冷涼な気候で、昼夜の温度差が大きいため花色が濃く、鮮やかさが特徴の西和賀リンドウ。

歴史
西和賀リンドウのルーツ

 西和賀の花卉栽培は、昭和43年に始まりました。きっかけは第一次減反政策によるものでした。岩手県園芸試験場(現岩手県農業研究センター)の指導のもと、お盆向けの花として栽培が始まりました。
 昭和51年、8人の雄志からなる「西和賀花卉生産組合」を設立。基礎作りが始まります。その後、平成6年には、9億円の実績を持つ産地として成長しました。
 平成7年からは、オリジナル品種の開発にも着手し、蒼い風・雪の舞・雪ほたる・森の妖精・森の舞姫の5品種が登録されています。リンドウのオリジナル品種の開発は、日本で第2位の産地を作り上げてきた原動力となっています。また、さわ風・秋の風は登録出願中で、風鈴・蒼い風(早)・森の妖精など、開花時期が7月中旬から11月上旬のリンドウが生産出荷されています。

■西和賀リンドウ栽培品種

蒼い風、蒼い風(早)、さわ風、秋の風、風鈴、雪の舞、雪ほたる、森の妖精、森の舞姫

栽培方法
代表的な栽培方法
栽培方法ph1栽培方法ph2

 5年毎の田畑輪作体系をとっています。
 1年目、5月下旬定植し、この年は雪が降る前に刈り取ってしまいます。
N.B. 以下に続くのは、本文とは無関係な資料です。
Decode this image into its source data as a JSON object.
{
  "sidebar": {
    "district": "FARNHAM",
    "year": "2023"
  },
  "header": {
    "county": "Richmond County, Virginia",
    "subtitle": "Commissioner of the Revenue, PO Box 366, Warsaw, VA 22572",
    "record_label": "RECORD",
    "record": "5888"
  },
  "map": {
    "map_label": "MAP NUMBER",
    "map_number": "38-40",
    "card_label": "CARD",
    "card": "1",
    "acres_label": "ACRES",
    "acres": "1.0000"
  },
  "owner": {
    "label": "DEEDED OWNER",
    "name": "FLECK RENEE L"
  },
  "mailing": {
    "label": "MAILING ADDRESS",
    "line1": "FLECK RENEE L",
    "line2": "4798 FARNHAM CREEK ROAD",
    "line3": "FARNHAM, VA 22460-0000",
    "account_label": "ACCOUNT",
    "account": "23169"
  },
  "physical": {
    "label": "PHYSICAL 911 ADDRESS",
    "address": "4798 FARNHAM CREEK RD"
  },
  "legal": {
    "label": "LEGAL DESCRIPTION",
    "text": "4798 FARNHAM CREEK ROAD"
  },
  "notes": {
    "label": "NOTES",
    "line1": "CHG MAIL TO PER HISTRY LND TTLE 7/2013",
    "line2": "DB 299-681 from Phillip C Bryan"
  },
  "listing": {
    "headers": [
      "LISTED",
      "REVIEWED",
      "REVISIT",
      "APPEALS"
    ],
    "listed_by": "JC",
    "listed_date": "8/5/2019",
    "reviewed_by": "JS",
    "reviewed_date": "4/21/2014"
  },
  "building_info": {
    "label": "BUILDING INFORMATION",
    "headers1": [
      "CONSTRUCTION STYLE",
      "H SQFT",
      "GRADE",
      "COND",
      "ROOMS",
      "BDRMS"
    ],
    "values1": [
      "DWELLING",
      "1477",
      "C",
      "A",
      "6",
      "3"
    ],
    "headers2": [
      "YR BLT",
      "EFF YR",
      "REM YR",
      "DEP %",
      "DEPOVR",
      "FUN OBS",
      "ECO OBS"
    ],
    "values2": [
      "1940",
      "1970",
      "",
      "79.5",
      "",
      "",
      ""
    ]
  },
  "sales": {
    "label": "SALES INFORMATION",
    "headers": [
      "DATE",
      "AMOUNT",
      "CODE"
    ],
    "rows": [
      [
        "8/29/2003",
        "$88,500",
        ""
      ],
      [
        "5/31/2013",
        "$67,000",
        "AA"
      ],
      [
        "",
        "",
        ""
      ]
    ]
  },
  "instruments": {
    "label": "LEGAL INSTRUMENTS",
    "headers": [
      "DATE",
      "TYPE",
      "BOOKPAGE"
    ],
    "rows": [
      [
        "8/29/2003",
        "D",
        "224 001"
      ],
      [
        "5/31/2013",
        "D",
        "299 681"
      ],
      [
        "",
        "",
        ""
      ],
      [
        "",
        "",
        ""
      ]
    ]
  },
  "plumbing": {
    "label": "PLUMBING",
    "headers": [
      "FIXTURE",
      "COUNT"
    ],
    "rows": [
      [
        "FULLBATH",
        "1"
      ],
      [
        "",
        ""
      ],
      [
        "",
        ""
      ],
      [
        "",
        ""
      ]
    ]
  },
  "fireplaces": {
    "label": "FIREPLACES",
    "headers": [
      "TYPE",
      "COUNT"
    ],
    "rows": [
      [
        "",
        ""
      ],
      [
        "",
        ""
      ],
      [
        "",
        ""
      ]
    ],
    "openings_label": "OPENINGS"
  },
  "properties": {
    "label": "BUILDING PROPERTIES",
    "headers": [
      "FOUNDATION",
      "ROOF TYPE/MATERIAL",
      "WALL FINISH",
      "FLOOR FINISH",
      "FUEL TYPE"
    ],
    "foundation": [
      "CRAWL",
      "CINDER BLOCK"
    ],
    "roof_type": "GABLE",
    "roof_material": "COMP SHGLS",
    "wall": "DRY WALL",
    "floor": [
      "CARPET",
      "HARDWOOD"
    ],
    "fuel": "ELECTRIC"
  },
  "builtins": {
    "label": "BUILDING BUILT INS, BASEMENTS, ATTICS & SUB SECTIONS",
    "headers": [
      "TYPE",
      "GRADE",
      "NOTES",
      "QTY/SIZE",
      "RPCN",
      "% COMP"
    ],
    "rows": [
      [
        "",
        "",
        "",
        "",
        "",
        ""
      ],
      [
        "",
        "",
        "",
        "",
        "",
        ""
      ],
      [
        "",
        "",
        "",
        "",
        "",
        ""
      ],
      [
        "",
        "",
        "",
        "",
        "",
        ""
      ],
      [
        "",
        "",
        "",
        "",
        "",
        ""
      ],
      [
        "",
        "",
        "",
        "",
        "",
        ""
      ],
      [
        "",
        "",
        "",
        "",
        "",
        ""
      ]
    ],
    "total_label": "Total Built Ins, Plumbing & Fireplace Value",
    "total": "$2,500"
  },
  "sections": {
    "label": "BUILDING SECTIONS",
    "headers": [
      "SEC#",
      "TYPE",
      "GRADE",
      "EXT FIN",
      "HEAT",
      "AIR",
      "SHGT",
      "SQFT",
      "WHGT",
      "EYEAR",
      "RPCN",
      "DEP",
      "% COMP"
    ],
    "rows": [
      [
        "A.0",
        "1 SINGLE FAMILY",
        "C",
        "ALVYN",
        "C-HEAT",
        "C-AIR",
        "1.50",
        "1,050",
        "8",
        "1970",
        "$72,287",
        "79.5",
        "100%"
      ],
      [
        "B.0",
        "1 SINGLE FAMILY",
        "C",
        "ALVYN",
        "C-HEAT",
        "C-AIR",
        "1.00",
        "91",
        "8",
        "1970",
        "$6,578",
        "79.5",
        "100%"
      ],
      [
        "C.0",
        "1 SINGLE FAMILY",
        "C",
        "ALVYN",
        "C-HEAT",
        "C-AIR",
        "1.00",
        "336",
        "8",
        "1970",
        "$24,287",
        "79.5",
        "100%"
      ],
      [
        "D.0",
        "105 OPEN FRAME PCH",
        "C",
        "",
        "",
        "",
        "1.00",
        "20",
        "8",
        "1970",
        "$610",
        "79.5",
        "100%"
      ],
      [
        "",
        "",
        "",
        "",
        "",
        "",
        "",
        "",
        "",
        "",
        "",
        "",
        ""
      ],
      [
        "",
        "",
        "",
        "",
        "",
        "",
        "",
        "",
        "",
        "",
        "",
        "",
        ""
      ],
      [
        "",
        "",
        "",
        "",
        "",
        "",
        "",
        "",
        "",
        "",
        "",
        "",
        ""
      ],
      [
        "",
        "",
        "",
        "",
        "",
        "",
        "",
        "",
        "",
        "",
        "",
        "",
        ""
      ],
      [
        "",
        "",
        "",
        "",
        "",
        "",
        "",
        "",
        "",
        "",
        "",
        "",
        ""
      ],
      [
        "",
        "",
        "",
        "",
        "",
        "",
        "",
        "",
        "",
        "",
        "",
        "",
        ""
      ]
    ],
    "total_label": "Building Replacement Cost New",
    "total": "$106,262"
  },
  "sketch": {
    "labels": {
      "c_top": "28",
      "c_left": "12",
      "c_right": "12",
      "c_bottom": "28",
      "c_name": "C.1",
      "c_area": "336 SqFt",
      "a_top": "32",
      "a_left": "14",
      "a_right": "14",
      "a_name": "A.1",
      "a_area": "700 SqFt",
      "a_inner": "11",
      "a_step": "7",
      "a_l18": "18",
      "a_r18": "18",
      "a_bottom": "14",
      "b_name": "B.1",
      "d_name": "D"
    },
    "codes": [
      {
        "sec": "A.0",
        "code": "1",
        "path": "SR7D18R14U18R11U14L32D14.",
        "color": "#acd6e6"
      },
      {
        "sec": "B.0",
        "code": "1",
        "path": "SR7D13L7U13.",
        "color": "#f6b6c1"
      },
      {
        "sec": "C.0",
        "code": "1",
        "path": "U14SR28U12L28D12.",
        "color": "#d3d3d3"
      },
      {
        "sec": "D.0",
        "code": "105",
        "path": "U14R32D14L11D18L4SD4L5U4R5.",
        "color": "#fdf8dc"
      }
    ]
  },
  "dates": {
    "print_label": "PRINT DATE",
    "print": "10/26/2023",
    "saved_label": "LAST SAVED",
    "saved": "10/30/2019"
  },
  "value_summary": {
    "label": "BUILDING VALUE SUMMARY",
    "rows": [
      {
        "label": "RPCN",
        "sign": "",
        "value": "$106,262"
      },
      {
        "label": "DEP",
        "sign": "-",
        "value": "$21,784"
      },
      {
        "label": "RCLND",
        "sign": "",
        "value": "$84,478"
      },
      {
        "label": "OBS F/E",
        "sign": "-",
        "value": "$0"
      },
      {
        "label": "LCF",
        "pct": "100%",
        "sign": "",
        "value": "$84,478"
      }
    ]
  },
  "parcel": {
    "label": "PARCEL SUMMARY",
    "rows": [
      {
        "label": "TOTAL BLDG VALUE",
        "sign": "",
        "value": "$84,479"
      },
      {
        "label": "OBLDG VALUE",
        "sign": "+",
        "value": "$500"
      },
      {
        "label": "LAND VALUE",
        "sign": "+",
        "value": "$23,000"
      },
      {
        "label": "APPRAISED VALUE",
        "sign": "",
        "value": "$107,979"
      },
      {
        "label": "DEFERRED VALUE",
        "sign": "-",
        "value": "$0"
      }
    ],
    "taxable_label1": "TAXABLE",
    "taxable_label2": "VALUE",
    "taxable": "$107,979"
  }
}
翌年の春頃、また伸びてきたところをネットで調整し、真っ直ぐ伸びるようにします。両端のネットのついた板を成長にあわせて上げていきます。
 2年目から5年間はリンドウ栽培をしますが、株の老化に伴い、6年目から5年間の間は田畑になり、繰り返していきます。
 昼夜の温度差を利用し、花色が濃く、鮮やかなリンドウは、7月下旬から11月の上旬まで生産・出荷され、1番の需要期はお盆です。日持ちも良く、長く観賞できるのも西和賀リンドウの特徴です。

西和賀花卉出荷大会

2011年7月22日。平成23年度西和賀花卉出荷大会が西和賀地域営農センターで開催されました。リンドウを中心に、地元で栽培されたアリストメリア・ゆりなどでアレンジ。生産者でフラワーアレジメントインストラクターの新田いえ子さんの作品です。

この方に聞きました
柿澤・三浦

[右]JAいわて花巻 西和賀地域営農センター
米穀園芸販売課園芸指導販売係 柿澤 邦広さん

[左]
生産者 三浦 タエ子さん

 JAいわて花巻の柿澤さんのこの時期は、生産者の皆さんのところをまわり、発育状況を見たり、相談にのる日々です。
 生産者の三浦さんは、天候に左右される作業ですが、消毒やネット上げなど、手入れや管理もご主人と二人の重要な作業。お盆前とお彼岸前が最も忙しい時期です。